QN: And in general, this whole idea of mixing punk rock with human rights, it sounds to me, if everyone started doing it, that the receptiveness of people was pretty high. I guess the bulk of your listeners, how do they feel about that, what are the responses that you have gotten?
EM: Well, there’s people that really like punk rock and enjoy everything that’s sounds on the radio but there’s people that’s in the radio for the content, for what we’re talking about and when the punk rock starts, they’re like “Oh man I was listening to this nice interview to this nice lady that was talking about children in the indigenous groups and suddenly they start to play like wah wah wah wah wah I was like wha what am I hearing?” But people take it like something funny, people that doesn’t listen to punk rock or doesn’t like punk rock, they think like “Oh yeah this is something different, yeah I enjoy it."

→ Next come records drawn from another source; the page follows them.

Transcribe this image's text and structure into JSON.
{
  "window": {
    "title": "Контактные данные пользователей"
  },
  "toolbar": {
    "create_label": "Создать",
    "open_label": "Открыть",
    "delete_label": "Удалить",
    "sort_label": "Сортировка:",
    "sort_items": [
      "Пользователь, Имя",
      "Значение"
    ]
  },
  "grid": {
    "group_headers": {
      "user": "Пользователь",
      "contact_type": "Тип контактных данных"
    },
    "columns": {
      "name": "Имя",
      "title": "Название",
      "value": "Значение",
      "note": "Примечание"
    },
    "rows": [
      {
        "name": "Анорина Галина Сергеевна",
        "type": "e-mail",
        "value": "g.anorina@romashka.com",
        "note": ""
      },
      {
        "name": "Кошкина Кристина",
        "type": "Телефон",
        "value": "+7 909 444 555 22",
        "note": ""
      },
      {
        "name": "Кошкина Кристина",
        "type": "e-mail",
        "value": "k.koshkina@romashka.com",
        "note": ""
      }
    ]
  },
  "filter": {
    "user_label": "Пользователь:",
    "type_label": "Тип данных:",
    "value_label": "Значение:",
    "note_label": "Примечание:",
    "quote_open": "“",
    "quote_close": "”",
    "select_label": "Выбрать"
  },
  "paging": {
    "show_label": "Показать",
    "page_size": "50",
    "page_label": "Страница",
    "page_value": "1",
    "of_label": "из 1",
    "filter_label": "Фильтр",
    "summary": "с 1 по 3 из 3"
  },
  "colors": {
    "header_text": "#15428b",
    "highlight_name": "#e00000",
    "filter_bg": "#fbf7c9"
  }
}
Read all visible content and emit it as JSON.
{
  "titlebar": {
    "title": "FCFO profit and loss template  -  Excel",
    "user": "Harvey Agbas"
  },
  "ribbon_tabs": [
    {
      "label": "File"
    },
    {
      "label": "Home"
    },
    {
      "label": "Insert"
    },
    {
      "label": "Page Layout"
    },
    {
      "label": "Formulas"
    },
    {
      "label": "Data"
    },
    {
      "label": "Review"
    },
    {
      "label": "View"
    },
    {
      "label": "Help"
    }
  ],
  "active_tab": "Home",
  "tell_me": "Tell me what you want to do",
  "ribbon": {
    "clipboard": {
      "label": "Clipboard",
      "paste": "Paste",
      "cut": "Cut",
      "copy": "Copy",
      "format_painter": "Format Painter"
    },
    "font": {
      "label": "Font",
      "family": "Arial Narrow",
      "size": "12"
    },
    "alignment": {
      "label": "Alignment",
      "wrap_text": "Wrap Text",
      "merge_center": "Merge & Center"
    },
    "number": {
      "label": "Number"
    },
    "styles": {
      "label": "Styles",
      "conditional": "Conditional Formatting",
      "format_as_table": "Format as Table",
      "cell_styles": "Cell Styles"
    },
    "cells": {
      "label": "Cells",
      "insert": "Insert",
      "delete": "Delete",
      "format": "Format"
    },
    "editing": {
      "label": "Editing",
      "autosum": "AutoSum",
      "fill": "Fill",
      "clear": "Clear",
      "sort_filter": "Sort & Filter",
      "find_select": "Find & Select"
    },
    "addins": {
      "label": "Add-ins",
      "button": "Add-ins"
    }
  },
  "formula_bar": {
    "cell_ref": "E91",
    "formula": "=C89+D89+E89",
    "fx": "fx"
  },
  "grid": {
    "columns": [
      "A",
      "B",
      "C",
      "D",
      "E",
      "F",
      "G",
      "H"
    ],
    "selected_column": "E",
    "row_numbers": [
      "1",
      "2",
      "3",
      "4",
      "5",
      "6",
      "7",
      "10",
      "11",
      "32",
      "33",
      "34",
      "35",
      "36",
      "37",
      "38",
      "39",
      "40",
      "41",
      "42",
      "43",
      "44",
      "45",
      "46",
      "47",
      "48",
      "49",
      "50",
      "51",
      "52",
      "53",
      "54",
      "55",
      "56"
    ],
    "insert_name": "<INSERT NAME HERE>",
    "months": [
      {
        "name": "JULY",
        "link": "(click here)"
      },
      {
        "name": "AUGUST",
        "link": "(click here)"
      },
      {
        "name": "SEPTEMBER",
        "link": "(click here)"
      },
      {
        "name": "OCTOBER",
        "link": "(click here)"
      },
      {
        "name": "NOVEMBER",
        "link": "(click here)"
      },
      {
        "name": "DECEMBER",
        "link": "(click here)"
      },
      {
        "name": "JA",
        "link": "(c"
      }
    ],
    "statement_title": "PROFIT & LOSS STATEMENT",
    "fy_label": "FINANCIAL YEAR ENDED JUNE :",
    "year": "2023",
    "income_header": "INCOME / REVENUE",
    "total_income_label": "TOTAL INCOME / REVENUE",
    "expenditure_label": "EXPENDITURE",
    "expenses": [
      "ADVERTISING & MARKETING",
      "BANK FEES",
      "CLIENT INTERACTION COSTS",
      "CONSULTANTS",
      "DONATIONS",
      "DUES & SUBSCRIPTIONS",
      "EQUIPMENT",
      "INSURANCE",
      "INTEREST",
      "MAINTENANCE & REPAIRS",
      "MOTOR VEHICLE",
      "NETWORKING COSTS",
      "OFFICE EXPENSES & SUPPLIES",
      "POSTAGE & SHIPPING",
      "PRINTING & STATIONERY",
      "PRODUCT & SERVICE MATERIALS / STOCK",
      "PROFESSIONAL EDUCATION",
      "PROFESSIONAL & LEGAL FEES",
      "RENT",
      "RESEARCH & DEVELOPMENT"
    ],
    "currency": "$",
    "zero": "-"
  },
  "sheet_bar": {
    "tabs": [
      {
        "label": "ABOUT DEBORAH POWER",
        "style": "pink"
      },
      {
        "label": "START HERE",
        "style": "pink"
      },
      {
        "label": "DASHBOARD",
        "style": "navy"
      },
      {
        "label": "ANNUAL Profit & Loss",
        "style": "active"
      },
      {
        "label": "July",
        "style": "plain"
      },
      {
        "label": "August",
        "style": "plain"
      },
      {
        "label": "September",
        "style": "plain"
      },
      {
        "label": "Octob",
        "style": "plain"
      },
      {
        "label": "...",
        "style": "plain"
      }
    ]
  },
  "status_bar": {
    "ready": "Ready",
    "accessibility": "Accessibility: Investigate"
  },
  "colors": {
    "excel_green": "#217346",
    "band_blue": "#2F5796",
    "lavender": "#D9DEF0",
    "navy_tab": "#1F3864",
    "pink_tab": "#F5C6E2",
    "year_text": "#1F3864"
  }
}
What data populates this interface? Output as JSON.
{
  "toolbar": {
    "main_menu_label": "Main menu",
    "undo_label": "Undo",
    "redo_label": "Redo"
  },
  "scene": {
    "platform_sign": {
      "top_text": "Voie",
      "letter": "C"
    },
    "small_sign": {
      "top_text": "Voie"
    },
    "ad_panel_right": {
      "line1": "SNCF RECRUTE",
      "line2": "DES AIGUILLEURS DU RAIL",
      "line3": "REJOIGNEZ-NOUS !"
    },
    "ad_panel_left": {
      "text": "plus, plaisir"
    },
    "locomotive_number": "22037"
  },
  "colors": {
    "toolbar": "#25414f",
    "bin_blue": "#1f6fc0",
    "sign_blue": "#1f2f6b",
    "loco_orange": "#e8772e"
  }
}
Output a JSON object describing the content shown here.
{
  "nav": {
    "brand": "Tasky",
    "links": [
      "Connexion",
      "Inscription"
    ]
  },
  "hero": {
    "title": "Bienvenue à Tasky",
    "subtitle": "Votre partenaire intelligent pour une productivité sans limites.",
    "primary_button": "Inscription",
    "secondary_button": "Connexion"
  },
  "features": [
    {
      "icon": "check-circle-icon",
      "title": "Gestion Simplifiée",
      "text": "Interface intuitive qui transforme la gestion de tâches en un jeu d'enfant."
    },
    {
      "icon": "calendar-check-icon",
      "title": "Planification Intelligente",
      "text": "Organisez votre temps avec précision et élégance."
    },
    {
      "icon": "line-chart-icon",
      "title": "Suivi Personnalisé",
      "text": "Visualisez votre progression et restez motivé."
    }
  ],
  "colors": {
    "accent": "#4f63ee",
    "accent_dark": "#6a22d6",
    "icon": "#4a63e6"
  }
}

QN: And so what are your greatest challenges?
EM: Well, well being in Venezuela per se is a great challenge because of the lack of everything. The lack of food, the lack of medicine, the lack of security, the lack of freedom- that’s the most important. And the persecution from the government because every activist is on the look for the government, I think that’s our greatest challenges besides we have the worst internet connection in the world, it’s nothing small what I’m saying-it’s the worst connection in the world, so we have to manage to figure out how we get the podcast online and it’s a 24/7 radio station but we never go on live because the internet connection doesn’t allow us so we have to upload everything to the cloud, you know, that’s the playlist and you listen to everything in fake live, you know we have to record it in the morning and pass it in the afternoon.
QN: And so with all those challenges in mind, what is it that kind of keeps you and your staff doing this?
EM: Because we’re making a change, we’re informing people. The government controls every regular media, I mean, almost every TV station, every newspaper, every radio station. It’s controlled by the government and if the government is not the owner, there are censorship by the government so people doesn’t get the information that they need to be critical of the situation, to get informed, to know what is really happening, so that’s what keep up motivated. Because we need to tell people what is happening. They need a clue of who is responsible for all the shit storm that we have in Venezuela.
QN: Awesome, thank you so much. From one podcast or from one group that amplifies stories from and about Vietnam to another group, thank you so much for sharing your insights and your experience.
EM: No, thank you so much. And hi to everyone who listened!